Hadi has not been involved in these secret peace talks. According to reports, Saudi diplomats have excluded their Yemeni counterparts by directly talking with the Houthis when Hadi’s government does not have any similar backchannels. In fact, the Saudis have failed at least three times to negotiate an agreement with the Houthis, according to the Washington Post.

As a result, it appears Saudi Arabia is undercutting its Yemeni allies in order to prioritize its own geopolitical interests. In February, the Middle East Eye reported that UN envoy Ismail Ould Cheikh Ahmed decried the Houthis for rejecting a peace deal with the Hadi government. It is now known that the failure coincided with the secret talks between the Houthis and Saudi Arabia, reducing any incentive by the Houthis to make a deal with the actual government of Yemen.

Moreover, other analysts noted that Saudi Arabia has stood idly by as the United Arab Emirates asserts its own control over Yemen. In January, Saudi Arabia gave a muted response as forces of the U.A.E.-backed Southern Transitional Council (STC), a southern Yemeni separatist movement, captured the provisional capital of Aden from Hadi’s Saudi-backed forces, even as Hadi’s ministers were besieged in the presidential palace, according to France 24. The Middle East Eye reports that Many Yemenis, including Hadi, have accused the U.A.E. of attempting to occupy and “colonize” southern Yemen by creating a U.A.E. puppet state allowing it to control the profitable ports of the region.

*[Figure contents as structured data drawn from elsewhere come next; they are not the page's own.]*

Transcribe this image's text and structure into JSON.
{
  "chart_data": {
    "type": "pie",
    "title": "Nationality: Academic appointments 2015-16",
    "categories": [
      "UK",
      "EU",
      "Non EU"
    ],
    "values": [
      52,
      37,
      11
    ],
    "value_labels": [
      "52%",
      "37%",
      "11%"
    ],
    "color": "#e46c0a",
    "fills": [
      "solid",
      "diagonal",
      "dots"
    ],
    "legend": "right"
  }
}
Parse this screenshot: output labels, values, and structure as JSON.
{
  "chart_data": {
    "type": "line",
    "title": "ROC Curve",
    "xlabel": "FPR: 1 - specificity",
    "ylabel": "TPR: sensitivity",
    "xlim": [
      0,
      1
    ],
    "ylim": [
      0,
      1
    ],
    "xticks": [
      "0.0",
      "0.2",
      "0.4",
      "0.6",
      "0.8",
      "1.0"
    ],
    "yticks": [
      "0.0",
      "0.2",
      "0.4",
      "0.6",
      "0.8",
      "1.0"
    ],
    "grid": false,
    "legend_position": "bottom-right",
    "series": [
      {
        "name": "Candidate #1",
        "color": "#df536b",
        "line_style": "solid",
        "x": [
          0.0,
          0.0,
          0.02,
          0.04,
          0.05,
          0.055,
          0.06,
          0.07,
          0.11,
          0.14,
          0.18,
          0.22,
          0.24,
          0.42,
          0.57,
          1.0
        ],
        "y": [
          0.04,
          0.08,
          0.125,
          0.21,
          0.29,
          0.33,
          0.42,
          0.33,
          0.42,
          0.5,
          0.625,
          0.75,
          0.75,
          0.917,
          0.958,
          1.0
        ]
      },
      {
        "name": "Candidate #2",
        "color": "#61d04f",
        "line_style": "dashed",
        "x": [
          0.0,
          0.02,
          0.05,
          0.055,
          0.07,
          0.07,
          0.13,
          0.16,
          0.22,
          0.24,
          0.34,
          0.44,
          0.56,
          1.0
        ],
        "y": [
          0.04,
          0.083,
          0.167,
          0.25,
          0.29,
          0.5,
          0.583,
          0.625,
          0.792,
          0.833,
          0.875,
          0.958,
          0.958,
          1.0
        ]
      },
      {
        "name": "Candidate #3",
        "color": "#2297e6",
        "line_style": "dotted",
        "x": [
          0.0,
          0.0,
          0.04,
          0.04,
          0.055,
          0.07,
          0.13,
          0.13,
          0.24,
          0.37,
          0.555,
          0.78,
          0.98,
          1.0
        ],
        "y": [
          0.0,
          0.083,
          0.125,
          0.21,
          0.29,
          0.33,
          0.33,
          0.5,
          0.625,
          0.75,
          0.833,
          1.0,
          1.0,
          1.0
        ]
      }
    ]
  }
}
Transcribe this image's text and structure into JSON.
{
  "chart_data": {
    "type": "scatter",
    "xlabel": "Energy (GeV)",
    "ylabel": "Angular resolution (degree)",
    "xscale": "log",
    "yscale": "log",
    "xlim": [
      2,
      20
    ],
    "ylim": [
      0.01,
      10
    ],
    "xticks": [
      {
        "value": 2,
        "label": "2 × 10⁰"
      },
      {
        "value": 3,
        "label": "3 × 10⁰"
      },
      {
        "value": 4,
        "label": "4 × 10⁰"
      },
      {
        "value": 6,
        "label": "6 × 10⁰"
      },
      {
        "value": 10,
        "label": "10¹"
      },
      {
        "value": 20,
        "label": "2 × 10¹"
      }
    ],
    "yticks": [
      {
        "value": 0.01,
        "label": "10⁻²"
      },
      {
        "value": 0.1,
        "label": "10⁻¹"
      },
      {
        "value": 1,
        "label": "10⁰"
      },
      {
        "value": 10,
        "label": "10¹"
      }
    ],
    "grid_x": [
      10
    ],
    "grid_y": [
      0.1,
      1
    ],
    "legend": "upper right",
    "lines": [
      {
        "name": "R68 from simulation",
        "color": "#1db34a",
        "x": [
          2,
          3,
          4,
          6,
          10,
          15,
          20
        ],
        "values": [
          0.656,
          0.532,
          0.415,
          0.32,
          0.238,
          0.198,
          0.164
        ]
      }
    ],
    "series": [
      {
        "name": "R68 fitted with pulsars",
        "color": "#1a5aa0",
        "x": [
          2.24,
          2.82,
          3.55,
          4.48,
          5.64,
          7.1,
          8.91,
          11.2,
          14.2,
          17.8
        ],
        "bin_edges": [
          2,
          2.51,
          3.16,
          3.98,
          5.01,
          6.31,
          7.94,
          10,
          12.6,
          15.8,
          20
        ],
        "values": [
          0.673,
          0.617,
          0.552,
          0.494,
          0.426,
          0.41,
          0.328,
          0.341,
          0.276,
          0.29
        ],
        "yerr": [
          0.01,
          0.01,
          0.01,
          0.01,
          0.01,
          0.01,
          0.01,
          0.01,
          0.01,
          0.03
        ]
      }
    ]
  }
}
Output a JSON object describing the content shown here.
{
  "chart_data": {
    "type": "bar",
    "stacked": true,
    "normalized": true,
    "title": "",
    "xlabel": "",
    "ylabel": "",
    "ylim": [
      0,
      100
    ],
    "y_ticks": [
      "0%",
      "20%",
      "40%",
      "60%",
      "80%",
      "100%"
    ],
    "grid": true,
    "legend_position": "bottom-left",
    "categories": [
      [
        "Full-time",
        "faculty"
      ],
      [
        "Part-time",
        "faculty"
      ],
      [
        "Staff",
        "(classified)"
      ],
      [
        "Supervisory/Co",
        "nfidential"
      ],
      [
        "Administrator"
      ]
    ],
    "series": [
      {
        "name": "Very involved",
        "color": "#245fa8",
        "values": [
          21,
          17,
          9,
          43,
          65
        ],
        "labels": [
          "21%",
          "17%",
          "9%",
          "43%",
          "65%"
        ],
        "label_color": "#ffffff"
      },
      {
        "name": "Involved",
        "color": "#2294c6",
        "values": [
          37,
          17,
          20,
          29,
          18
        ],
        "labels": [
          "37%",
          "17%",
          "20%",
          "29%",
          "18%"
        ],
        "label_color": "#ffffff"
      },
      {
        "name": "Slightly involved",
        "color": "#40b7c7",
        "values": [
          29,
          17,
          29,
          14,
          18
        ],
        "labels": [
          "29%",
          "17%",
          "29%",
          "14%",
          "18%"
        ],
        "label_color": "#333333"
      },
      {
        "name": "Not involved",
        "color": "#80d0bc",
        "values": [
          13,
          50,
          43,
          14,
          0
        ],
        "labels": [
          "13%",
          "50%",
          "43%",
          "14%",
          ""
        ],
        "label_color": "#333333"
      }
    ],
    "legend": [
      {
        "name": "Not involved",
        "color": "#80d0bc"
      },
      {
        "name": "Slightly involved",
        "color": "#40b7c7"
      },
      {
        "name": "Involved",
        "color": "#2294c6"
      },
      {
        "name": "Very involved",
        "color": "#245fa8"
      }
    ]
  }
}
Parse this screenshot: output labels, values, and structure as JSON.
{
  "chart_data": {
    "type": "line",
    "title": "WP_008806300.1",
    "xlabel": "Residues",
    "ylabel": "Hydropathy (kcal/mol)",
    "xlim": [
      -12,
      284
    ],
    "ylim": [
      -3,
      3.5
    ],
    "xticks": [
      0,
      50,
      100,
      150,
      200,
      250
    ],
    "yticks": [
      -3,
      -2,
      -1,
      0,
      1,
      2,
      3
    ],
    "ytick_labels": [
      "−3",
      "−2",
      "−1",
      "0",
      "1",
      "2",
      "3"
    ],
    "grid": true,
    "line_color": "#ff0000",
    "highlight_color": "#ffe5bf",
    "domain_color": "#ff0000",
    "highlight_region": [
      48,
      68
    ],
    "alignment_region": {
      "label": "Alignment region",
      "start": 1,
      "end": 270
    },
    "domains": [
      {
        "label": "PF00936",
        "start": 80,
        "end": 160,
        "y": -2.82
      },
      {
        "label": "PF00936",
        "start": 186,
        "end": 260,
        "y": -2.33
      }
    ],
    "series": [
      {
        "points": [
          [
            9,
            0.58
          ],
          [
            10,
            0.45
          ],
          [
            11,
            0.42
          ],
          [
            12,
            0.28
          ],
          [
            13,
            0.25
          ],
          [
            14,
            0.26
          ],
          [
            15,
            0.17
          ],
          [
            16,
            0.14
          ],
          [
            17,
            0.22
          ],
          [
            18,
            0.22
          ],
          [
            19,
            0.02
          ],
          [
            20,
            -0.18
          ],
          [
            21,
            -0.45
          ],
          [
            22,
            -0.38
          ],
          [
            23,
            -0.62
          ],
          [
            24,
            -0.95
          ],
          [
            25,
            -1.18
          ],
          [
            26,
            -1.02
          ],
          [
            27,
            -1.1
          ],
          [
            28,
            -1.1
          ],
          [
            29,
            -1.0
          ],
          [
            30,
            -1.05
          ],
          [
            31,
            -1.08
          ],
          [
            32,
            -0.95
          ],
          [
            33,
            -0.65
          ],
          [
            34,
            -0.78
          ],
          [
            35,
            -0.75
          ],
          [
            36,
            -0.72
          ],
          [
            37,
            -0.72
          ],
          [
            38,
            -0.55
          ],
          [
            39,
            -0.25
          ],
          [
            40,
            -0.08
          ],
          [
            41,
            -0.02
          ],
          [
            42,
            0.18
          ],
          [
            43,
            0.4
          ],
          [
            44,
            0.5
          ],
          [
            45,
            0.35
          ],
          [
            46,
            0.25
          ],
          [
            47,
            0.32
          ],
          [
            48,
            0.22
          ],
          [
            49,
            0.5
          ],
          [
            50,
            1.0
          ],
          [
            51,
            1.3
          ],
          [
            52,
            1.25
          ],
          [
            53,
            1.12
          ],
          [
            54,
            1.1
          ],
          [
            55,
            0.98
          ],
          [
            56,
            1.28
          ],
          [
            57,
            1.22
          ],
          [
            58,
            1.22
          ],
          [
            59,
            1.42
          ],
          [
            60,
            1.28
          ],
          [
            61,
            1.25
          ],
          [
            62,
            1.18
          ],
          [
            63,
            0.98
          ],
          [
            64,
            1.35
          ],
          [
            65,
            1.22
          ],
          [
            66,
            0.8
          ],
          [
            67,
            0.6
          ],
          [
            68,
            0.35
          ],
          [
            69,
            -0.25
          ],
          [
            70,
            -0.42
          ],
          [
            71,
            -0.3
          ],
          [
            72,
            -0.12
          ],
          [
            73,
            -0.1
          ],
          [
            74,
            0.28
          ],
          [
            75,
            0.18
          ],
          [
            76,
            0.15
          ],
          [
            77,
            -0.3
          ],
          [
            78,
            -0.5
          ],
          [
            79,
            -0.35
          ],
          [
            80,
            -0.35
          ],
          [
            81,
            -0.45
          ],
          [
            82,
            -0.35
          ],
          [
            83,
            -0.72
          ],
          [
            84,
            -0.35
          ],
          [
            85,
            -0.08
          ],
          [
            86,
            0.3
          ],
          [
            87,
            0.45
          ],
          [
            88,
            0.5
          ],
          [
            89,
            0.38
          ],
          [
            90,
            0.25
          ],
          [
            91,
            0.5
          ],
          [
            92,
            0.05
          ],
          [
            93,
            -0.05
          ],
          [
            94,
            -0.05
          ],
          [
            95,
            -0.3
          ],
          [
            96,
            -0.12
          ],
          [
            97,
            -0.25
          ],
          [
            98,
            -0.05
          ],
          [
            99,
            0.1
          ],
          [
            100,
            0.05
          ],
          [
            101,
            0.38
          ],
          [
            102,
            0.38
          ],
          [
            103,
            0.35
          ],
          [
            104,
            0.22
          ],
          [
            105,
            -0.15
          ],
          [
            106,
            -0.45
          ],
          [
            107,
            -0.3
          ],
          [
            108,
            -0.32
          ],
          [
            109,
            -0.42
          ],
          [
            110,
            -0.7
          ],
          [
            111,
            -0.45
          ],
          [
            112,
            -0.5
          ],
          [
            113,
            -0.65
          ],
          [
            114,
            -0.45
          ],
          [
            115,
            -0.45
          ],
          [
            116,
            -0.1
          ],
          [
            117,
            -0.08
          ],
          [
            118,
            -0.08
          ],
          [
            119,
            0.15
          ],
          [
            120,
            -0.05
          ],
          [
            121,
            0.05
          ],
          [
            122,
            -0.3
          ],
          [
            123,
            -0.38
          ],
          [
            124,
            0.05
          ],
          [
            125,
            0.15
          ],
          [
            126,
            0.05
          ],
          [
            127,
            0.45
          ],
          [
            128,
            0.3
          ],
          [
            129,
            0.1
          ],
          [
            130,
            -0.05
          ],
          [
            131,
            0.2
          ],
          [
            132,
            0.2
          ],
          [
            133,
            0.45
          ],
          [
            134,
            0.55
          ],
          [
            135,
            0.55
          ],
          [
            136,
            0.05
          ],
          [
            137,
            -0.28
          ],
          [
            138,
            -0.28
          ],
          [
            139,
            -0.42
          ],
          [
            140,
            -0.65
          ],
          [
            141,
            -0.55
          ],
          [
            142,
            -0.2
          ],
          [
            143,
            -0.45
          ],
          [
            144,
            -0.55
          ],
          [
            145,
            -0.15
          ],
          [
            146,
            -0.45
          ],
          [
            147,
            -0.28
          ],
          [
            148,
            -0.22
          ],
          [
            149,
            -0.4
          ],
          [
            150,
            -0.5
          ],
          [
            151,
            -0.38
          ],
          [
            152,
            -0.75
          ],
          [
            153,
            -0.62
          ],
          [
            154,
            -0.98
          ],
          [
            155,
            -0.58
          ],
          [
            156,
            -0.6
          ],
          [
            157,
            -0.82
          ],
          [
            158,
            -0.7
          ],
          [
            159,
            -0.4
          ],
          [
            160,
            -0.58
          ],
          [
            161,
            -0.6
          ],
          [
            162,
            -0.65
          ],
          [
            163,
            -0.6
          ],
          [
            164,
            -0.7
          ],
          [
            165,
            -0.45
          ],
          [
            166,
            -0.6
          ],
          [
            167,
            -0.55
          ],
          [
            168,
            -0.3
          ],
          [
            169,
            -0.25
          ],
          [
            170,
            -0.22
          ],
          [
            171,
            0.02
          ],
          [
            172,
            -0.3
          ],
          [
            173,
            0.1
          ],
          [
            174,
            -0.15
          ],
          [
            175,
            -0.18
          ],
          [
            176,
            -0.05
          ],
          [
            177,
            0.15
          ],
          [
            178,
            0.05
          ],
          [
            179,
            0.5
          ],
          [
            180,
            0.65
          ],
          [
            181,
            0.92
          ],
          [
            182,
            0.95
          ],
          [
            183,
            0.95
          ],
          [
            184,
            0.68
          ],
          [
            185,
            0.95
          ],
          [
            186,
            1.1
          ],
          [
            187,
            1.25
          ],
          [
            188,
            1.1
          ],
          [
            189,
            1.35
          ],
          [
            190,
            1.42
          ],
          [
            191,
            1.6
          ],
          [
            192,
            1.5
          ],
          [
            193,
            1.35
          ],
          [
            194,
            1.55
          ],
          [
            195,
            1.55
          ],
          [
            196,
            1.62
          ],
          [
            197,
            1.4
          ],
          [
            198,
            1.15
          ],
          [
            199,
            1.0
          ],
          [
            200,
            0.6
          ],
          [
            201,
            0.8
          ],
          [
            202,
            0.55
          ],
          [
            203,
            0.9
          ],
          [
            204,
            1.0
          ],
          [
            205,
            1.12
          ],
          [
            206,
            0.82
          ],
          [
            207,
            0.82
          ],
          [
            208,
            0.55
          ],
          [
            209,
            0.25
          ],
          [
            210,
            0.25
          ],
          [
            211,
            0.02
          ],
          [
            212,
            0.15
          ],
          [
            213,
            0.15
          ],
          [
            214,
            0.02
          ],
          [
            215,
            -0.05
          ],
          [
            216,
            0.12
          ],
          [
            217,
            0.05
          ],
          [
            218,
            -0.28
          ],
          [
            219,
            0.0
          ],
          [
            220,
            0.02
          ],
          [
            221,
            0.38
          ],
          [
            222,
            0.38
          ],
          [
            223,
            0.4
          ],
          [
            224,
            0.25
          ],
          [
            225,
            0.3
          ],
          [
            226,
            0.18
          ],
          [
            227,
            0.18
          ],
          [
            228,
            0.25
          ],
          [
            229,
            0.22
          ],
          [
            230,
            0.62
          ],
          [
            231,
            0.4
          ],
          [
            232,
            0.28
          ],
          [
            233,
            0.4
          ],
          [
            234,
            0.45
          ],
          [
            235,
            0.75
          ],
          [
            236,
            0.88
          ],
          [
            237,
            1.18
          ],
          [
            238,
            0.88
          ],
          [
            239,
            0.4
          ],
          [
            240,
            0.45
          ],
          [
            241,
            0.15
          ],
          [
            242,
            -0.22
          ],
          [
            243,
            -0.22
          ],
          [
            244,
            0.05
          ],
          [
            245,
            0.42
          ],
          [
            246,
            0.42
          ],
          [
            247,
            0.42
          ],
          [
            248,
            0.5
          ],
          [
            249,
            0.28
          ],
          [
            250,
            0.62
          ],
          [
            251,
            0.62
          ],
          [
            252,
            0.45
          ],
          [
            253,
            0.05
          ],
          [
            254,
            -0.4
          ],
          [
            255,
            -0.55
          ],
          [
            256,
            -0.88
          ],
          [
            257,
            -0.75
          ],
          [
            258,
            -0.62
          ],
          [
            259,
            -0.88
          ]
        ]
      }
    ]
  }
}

In this context, Hadi’s house arrest further marginalizes the Yemeni government and reduces its ability to control its territory and seek an international settlement. As regional partners consider their own way to end the conflict, Hadi’s government risks being abandoned by Saudi Arabia and the U.A.E. as they seek to impose their own solution on the war in Yemen. Such a solution may not include the Yemeni people as a party to any peace deal or as rulers of their own country.